In 1983, Tennant was working as a music journalist for the British magazine Smash Hits (its U.S. sister publication was Star Hits). Sent to NYC to interview the Police, Tennant decided to get in touch with his dance-music hero Bobby Orlando: “I raved about his music over the phone,” Tennant recalls, “and he said, 'When you come to New York, let’s have a cheeseburger.’ So that’s what we did.” It was Tennant’s second visit to the city, which he remembers as being “really, really scary—completely different from now.” Tennant and keyboardist Chris Lowe toured Times Square with Orlando. “He’d say, 'Look! See that guy over there? He’s called a Pinhead!’ ’Cause they’d put stockings over their heads and rob you,” Tennant explains. “I remember when we were there, a French tourist got murdered in front of his children in Times Square. And we were just like, 'Well, this is New York, hey.’?”

Although “West End Girls” is ostensibly a song about street life in London, the song is steeped in New Yorkerie; from the arty underground clubs the pair frequented (see below) to the city’s sex industry and the porn cinemas on Eighth Avenue. “We used to go to a Puerto Rican nightclub called L’Escalita, where families sat around watching drag queens,” Tennant says. “This is so not what we had in Britain.” You can hear all this in the song’s wobbling bassline, clean synths and soulful backing vocal.

But what really blew people away about “West End Girls” was Tennant’s odd British rap. Inspired by Grandmaster Flash’s “The Message,” Tennant decided to use his own accent, and found himself simultaneously delighted and embarrassed with the result. Back in London, he played his colleagues three of the songs he wrote in New York, but not “West End Girls,” which a friend accidentally found at the end of the tape. “And it’s totally a trademark now,” Tennant says, happily.

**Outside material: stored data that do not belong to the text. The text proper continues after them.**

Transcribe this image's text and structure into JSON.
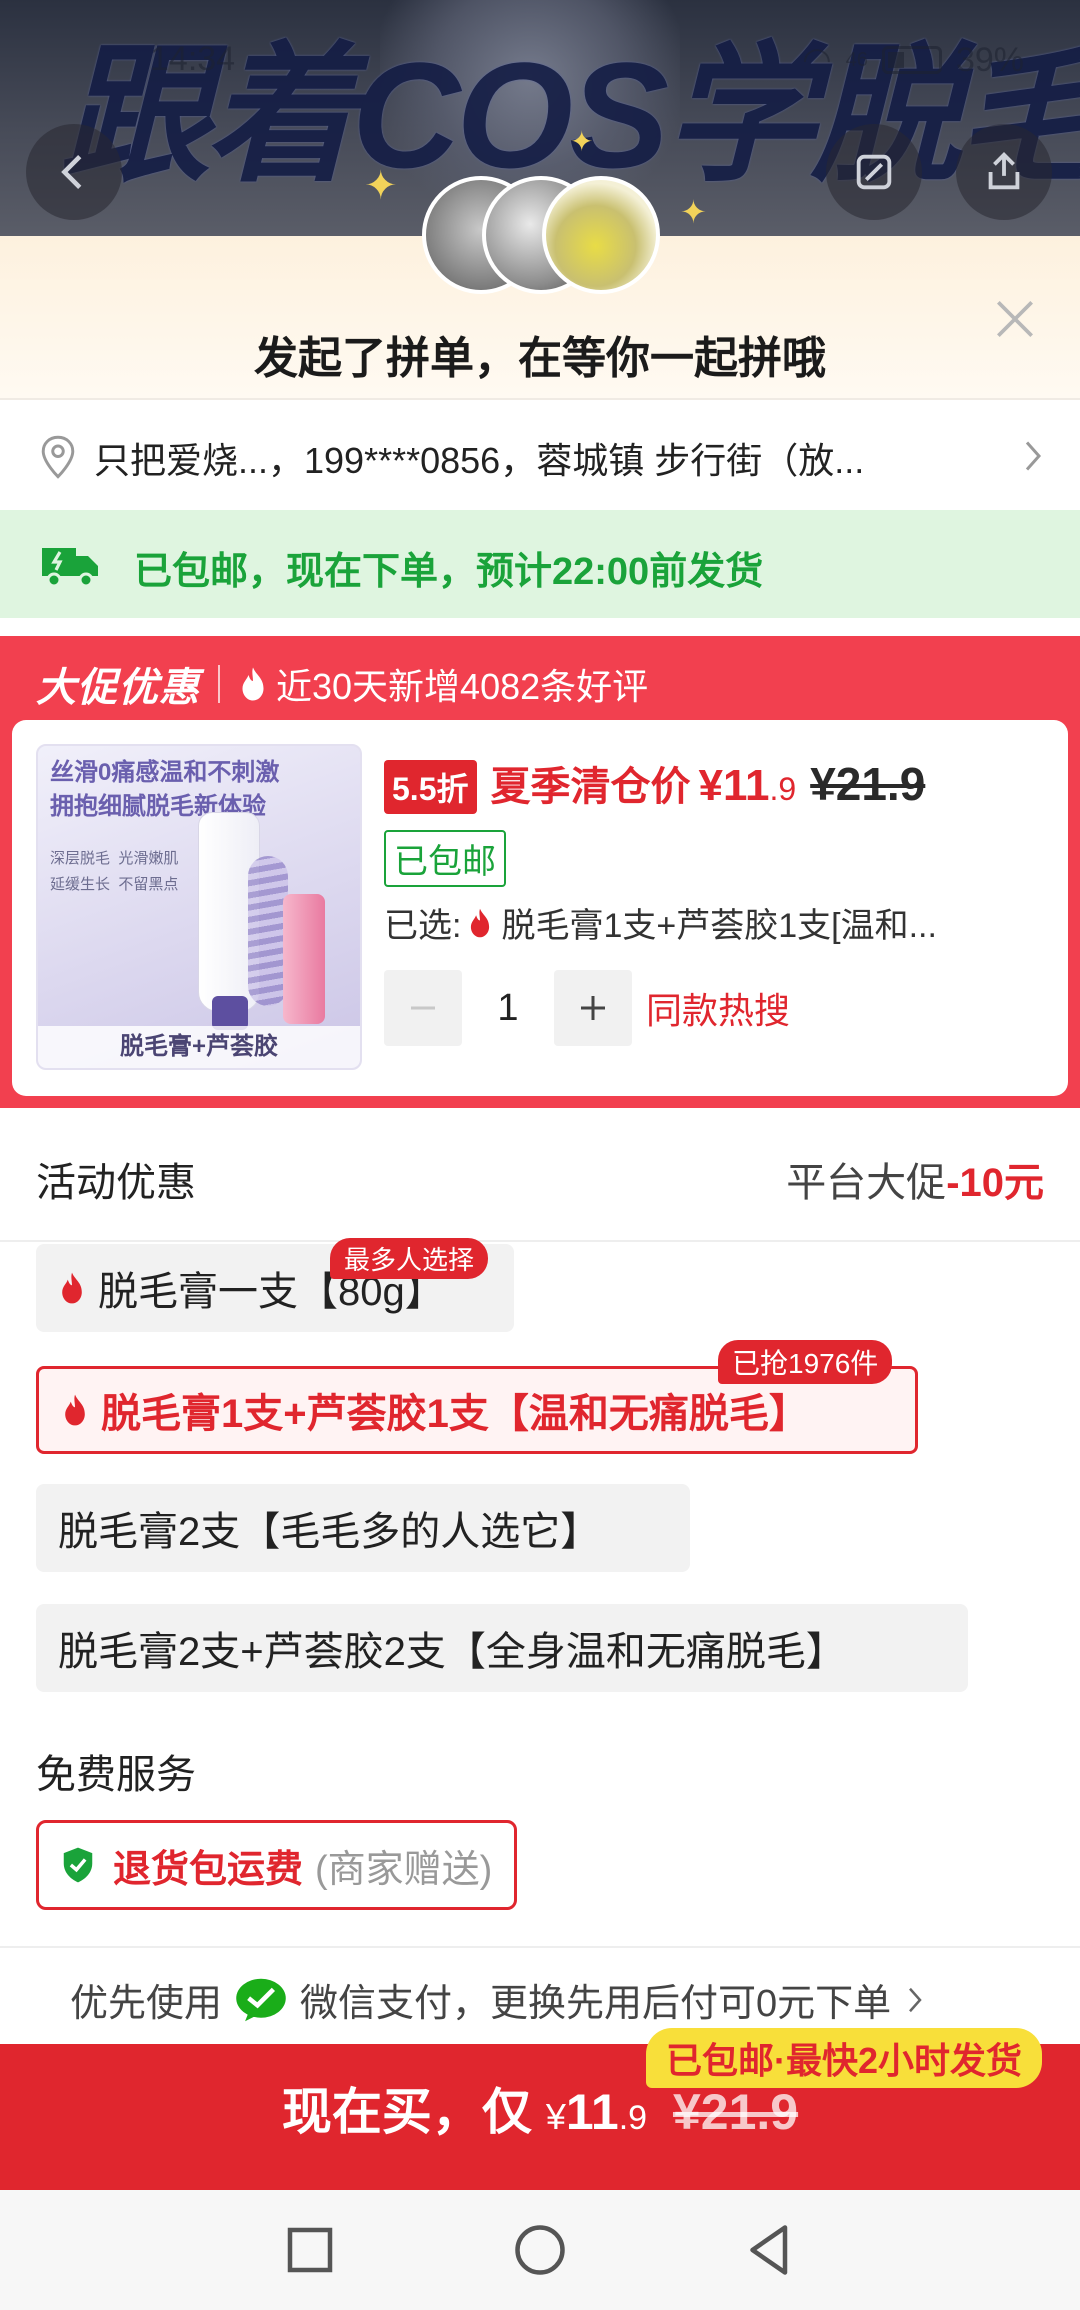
{
  "status_bar": {
    "time": "14:34",
    "signal": "46",
    "battery": "39%"
  },
  "banner": {
    "title": "跟着COS学脱毛"
  },
  "sheet": {
    "title": "发起了拼单，在等你一起拼哦",
    "address": "只把爱烧...，199****0856，蓉城镇 步行街（放...",
    "shipping_notice": "已包邮，现在下单，预计22:00前发货"
  },
  "promo": {
    "tag": "大促优惠",
    "reviews": "近30天新增4082条好评"
  },
  "product": {
    "thumb_headline_1": "丝滑0痛感温和不刺激",
    "thumb_headline_2": "拥抱细腻脱毛新体验",
    "thumb_features": [
      "深层脱毛",
      "光滑嫩肌",
      "延缓生长",
      "不留黑点"
    ],
    "thumb_caption": "脱毛膏+芦荟胶",
    "discount": "5.5折",
    "price_label": "夏季清仓价",
    "currency": "¥",
    "price_int": "11",
    "price_dec": ".9",
    "price_old": "¥21.9",
    "free_shipping": "已包邮",
    "selected_prefix": "已选:",
    "selected_value": "脱毛膏1支+芦荟胶1支[温和...",
    "quantity": "1",
    "same_search": "同款热搜"
  },
  "activity": {
    "label": "活动优惠",
    "right_label": "平台大促",
    "right_value": "-10元"
  },
  "options": [
    {
      "label": "脱毛膏一支【80g】",
      "badge": "最多人选择",
      "selected": false
    },
    {
      "label": "脱毛膏1支+芦荟胶1支【温和无痛脱毛】",
      "badge": "已抢1976件",
      "selected": true
    },
    {
      "label": "脱毛膏2支【毛毛多的人选它】",
      "badge": "",
      "selected": false
    },
    {
      "label": "脱毛膏2支+芦荟胶2支【全身温和无痛脱毛】",
      "badge": "",
      "selected": false
    }
  ],
  "services": {
    "label": "免费服务",
    "item_main": "退货包运费",
    "item_sub": "(商家赠送)"
  },
  "payment": {
    "prefix": "优先使用",
    "text": "微信支付，更换先用后付可0元下单"
  },
  "buy": {
    "tag": "已包邮·最快2小时发货",
    "label": "现在买，仅",
    "currency": "¥",
    "price_int": "11",
    "price_dec": ".9",
    "price_old": "¥21.9"
  },
  "colors": {
    "accent": "#e0262e",
    "promo_bg": "#f2404f",
    "green": "#1aa33a",
    "yellow_tag": "#f8df3a"
  }
}
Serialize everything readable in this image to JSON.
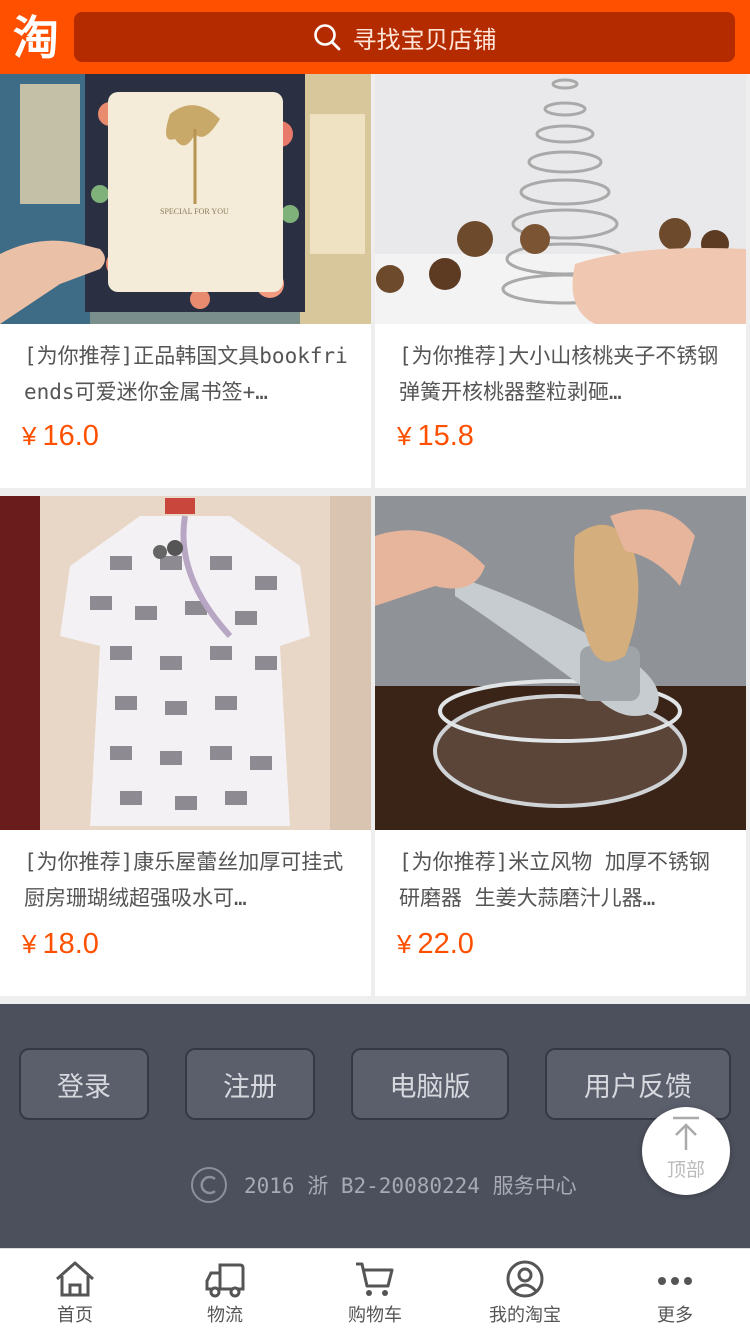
{
  "header": {
    "logo_text": "淘",
    "search_placeholder": "寻找宝贝店铺"
  },
  "products": [
    {
      "title": "[为你推荐]正品韩国文具bookfriends可爱迷你金属书签+…",
      "currency": "¥",
      "price": "16.0"
    },
    {
      "title": "[为你推荐]大小山核桃夹子不锈钢弹簧开核桃器整粒剥砸…",
      "currency": "¥",
      "price": "15.8"
    },
    {
      "title": "[为你推荐]康乐屋蕾丝加厚可挂式厨房珊瑚绒超强吸水可…",
      "currency": "¥",
      "price": "18.0"
    },
    {
      "title": "[为你推荐]米立风物 加厚不锈钢研磨器 生姜大蒜磨汁儿器…",
      "currency": "¥",
      "price": "22.0"
    }
  ],
  "footer": {
    "buttons": [
      "登录",
      "注册",
      "电脑版",
      "用户反馈"
    ],
    "copyright": "2016 浙 B2-20080224 服务中心",
    "to_top": "顶部"
  },
  "tabbar": {
    "items": [
      {
        "label": "首页",
        "icon": "home-icon"
      },
      {
        "label": "物流",
        "icon": "truck-icon"
      },
      {
        "label": "购物车",
        "icon": "cart-icon"
      },
      {
        "label": "我的淘宝",
        "icon": "user-icon"
      },
      {
        "label": "更多",
        "icon": "more-icon"
      }
    ]
  },
  "colors": {
    "brand": "#ff5000",
    "search_bg": "#b52b00",
    "footer_bg": "#4c505c"
  }
}
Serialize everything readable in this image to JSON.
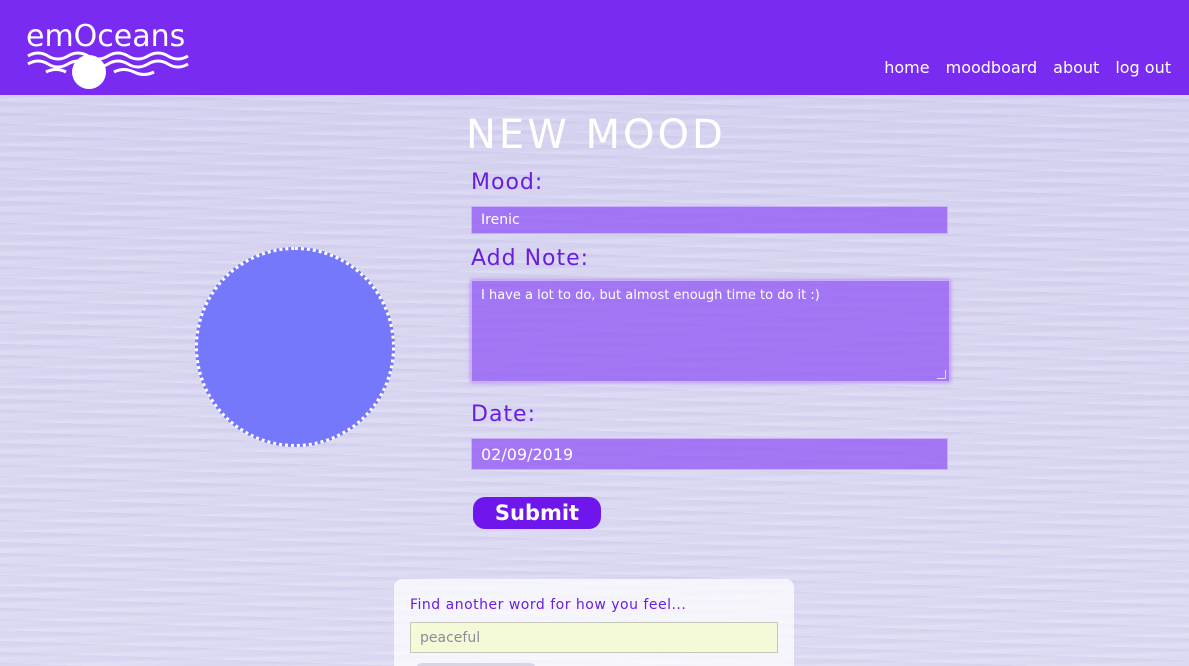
{
  "brand": {
    "name": "emOceans"
  },
  "nav": {
    "home": "home",
    "moodboard": "moodboard",
    "about": "about",
    "logout": "log out"
  },
  "page": {
    "title": "New Mood"
  },
  "form": {
    "mood_label": "Mood:",
    "mood_value": "Irenic",
    "note_label": "Add Note:",
    "note_value": "I have a lot to do, but almost enough time to do it :)",
    "date_label": "Date:",
    "date_value": "02/09/2019",
    "submit_label": "Submit"
  },
  "mood_swatch": {
    "color": "#7678fb"
  },
  "thesaurus": {
    "prompt": "Find another word for how you feel...",
    "input_value": "peaceful"
  },
  "colors": {
    "header": "#7a2bf2",
    "accent": "#6a1de0",
    "field": "#8d50f5",
    "button": "#6f16ec"
  }
}
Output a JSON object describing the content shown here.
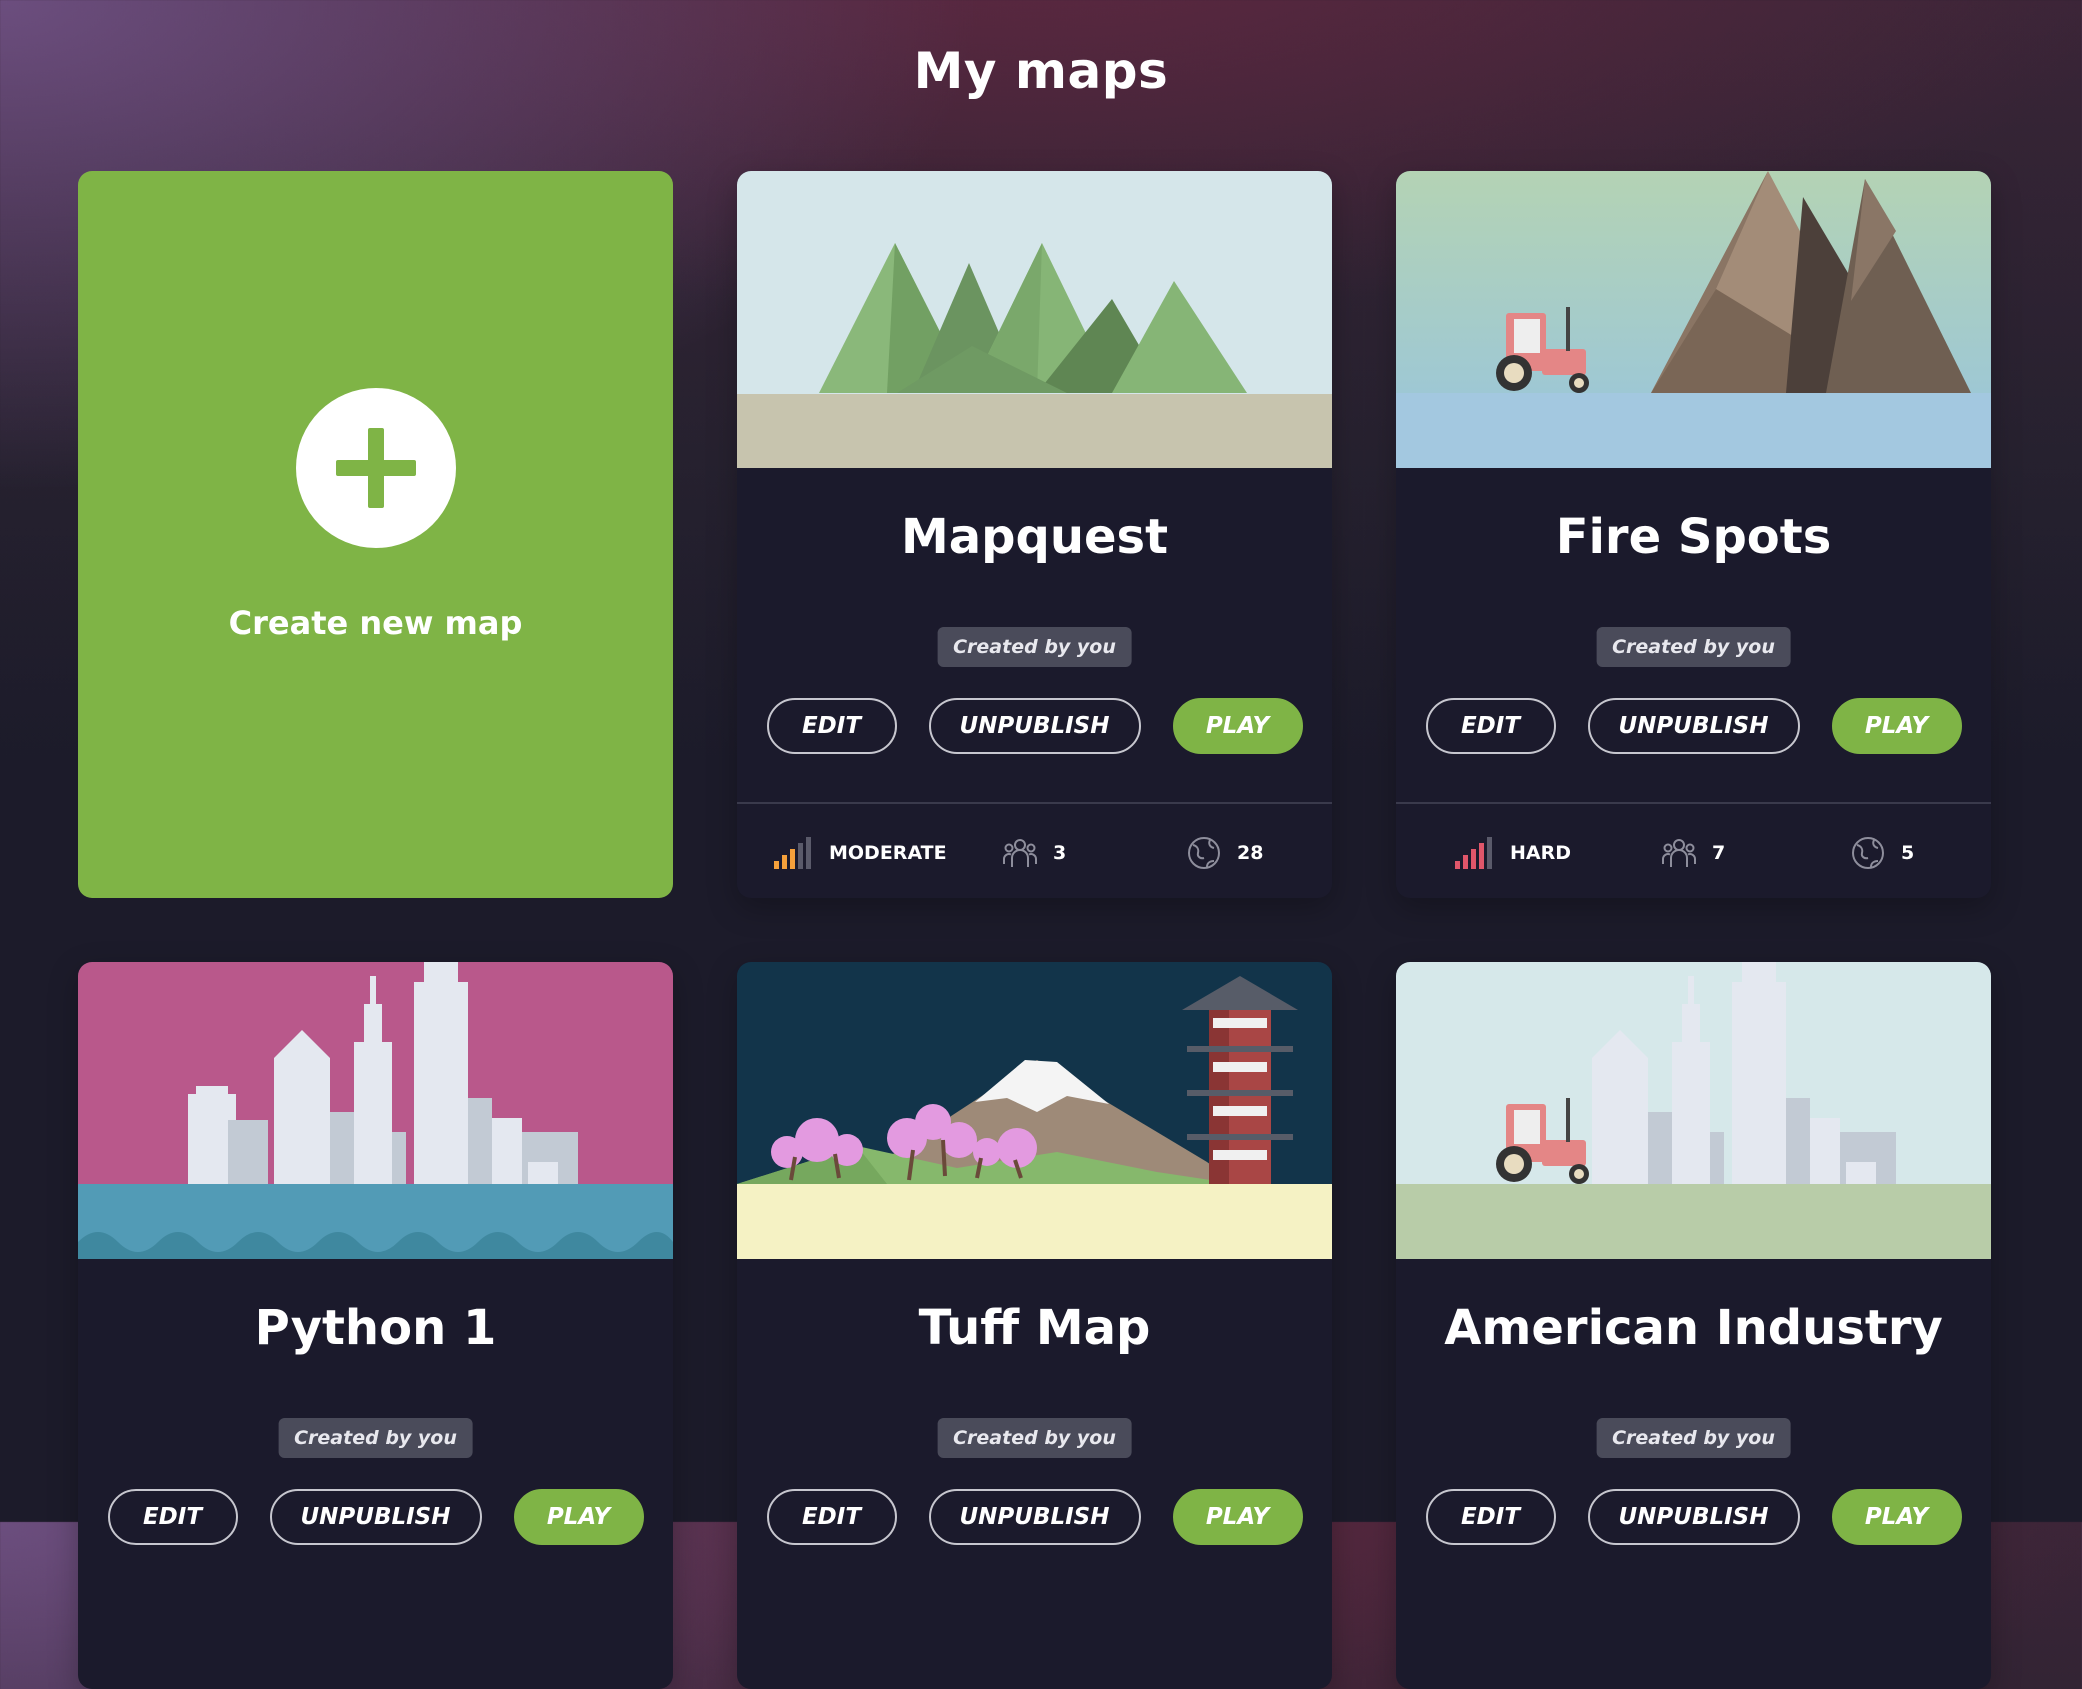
{
  "page": {
    "title": "My maps"
  },
  "create_card": {
    "label": "Create new map"
  },
  "colors": {
    "accent": "#7fb446",
    "card_bg": "#1b1a2c",
    "moderate": "#f5a03b",
    "hard": "#e0566a"
  },
  "labels": {
    "edit": "EDIT",
    "unpublish": "UNPUBLISH",
    "play": "PLAY"
  },
  "maps": [
    {
      "title": "Mapquest",
      "badge": "Created by you",
      "difficulty": "MODERATE",
      "players": "3",
      "locations": "28",
      "thumbnail": "green-mountains"
    },
    {
      "title": "Fire Spots",
      "badge": "Created by you",
      "difficulty": "HARD",
      "players": "7",
      "locations": "5",
      "thumbnail": "tractor-and-brown-mountains"
    },
    {
      "title": "Python 1",
      "badge": "Created by you",
      "thumbnail": "pink-city-skyline-over-sea"
    },
    {
      "title": "Tuff Map",
      "badge": "Created by you",
      "thumbnail": "mount-fuji-pagoda-cherry-blossoms"
    },
    {
      "title": "American Industry",
      "badge": "Created by you",
      "thumbnail": "tractor-and-pale-city"
    }
  ]
}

Since that time, the Pet Shop Boys have sold upwards of 50 million records, consistently scoring number ones around the world. But the band’s pop stardom was short-lived in the U.S. Tennant says it’s been suggested that the band’s homoerotic “Domino Dancing” video killed their career here—it has two men fighting over a girl, but without the girl, he explains—and that Sam Kinison’s comedic rants didn’t help. “In Germany, homophobia just isn’t an issue, but in the U.S. it is an issue,” Tennant says. “But then, we’ve got the biggest gay following in the U.S. we’ve got anywhere. America’s the most gay and the most homophobic. It’s the most black and the most racist. It all goes together.”

Tennant supposes that while the Pet Shop Boys became “frightfully unfashionable” in the late ’90s, they’ve since evolved into a classic—“which is a funny thing to say, but having been briefly a journalist and always being interested in pop music, you can sort of look outside it a bit.” In any case, mainstream success has long been on Tennant and Lowe’s agenda. “We’ve always striven to be mass market,” he says. “We’ve never, ever wanted to be alternative music. But we also didn’t want to compromise to get there, so it’s been a struggle.” Accordingly, the Yes stage show features video projections, dazzling light effects and, um, 300 cardboard boxes (it’s fashioned by Es Devlin, the opera designer behind Kanye’s tour), as well as a special segment entirely devoted to New York, with famous city landmarks dancing around the pair. “We’ve never shied away from being pretentious, if people think it is pretentious,” Tennant shrugs. “But not being cold, I hope.”